International journal of retina and vitreous

Evaluation of the artificial intelligence chatbots in frequently asked questions about retinitis pigmentosa: a comparative analysis between ChatGPT-4 and Gemini-2.0.

Özlem Biçer, Esra Şahlı

Published: 202510.1186/s40942-025-00772-4

Abstract

Open Access

BACKGROUND: To evaluate the accuracy and readability of answers to common retinitis pigmentosa (RP) questions from the popular generative artificial intelligence (AI) chatbots ChatGPT-4 and Gemini-2.0. METHODS: In March 2025, frequently asked questions about RP was entered to Google search tool, and the websites appearing on the first search page were selected for enrollment in the study. ChatGPT-4 and Gemini-2.0 were then prompted to generate responses about RP in both standard and simplified formats.
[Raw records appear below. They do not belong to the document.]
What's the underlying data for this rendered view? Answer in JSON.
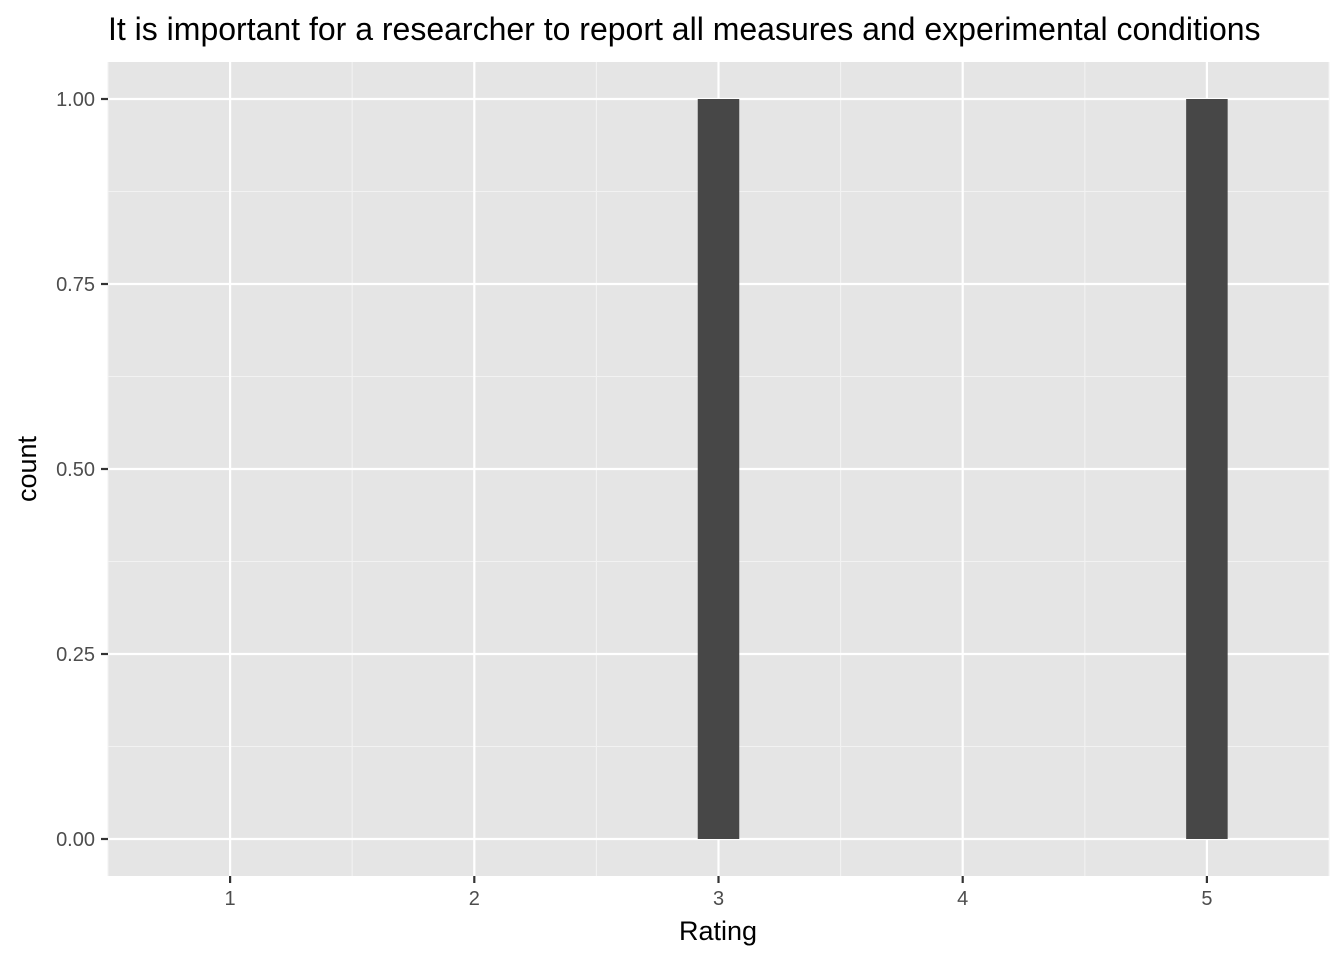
{
  "chart_data": {
    "type": "bar",
    "title": "It is important for a researcher to report all measures and experimental conditions",
    "xlabel": "Rating",
    "ylabel": "count",
    "categories": [
      "1",
      "2",
      "3",
      "4",
      "5"
    ],
    "x": [
      1,
      2,
      3,
      4,
      5
    ],
    "values": [
      0,
      0,
      1,
      0,
      1
    ],
    "bars": [
      {
        "x": 3,
        "count": 1
      },
      {
        "x": 5,
        "count": 1
      }
    ],
    "bar_width": 0.17,
    "xlim": [
      0.5,
      5.5
    ],
    "ylim": [
      -0.05,
      1.05
    ],
    "xticks": [
      {
        "value": 1,
        "label": "1"
      },
      {
        "value": 2,
        "label": "2"
      },
      {
        "value": 3,
        "label": "3"
      },
      {
        "value": 4,
        "label": "4"
      },
      {
        "value": 5,
        "label": "5"
      }
    ],
    "yticks": [
      {
        "value": 0,
        "label": "0.00"
      },
      {
        "value": 0.25,
        "label": "0.25"
      },
      {
        "value": 0.5,
        "label": "0.50"
      },
      {
        "value": 0.75,
        "label": "0.75"
      },
      {
        "value": 1,
        "label": "1.00"
      }
    ],
    "grid": true,
    "legend": "none",
    "colors": {
      "panel": "#e5e5e5",
      "grid_major": "#ffffff",
      "grid_minor": "#f2f2f2",
      "bar": "#474747",
      "tick_text": "#4d4d4d",
      "tick_mark": "#333333"
    }
  }
}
To generate the simplified response, the following request was added to the prompt: 'Please provide a response suitable for the average American adult, at a sixth-grade comprehension level.' The AI chatbots' responses to 30 questions about RP, frequently asked by patients, were evaluated by two ophthalmologists using a five-point Likert scale, with scores ranging from 1-5. Additionally, 8 readability indices, including Average Reading Level Consensus Calculator (ARLC), Automated Readability Index (ARI), Flesch Reading Ease (FRE), Gunning Fog Index (GFOG), Flesch-Kincaid Grade Level (FKGL), Coleman-Liau Index (CL), Simple Measure of Gobbledygook (SMOG), and Forcast Readability Formula (FRF) were calculated using an online calculator, Readabilityformulas.com, to assess the ease of comprehension of each answer. RESULTS: No significant difference showed in accuracy both standard and simplified AI chatbot responses (p = 0.557, p = 0.090). In particular, almost all readability indices suggest that standard AI chatbot responses require a higher level of education for comprehension, whereas simplified responses require a lower level of education. Although Gemini-2.0 standard responses were more readable than ChatGPT-4 standard responses according to ARI, GFOG and FRF scores (p = 0.014, p = 0.040, and p = 0.001), Gemini-2.0 simplified responses were more readable than ChatGPT-4 simplified responses solely according to FRF scores (p = 0.016). CONCLUSIONS: This study shows that ChatGPT-4 and Gemini-2.0 can provide patients with an avenue to access comprehensive and accurate information about, tailored RP to their educational level.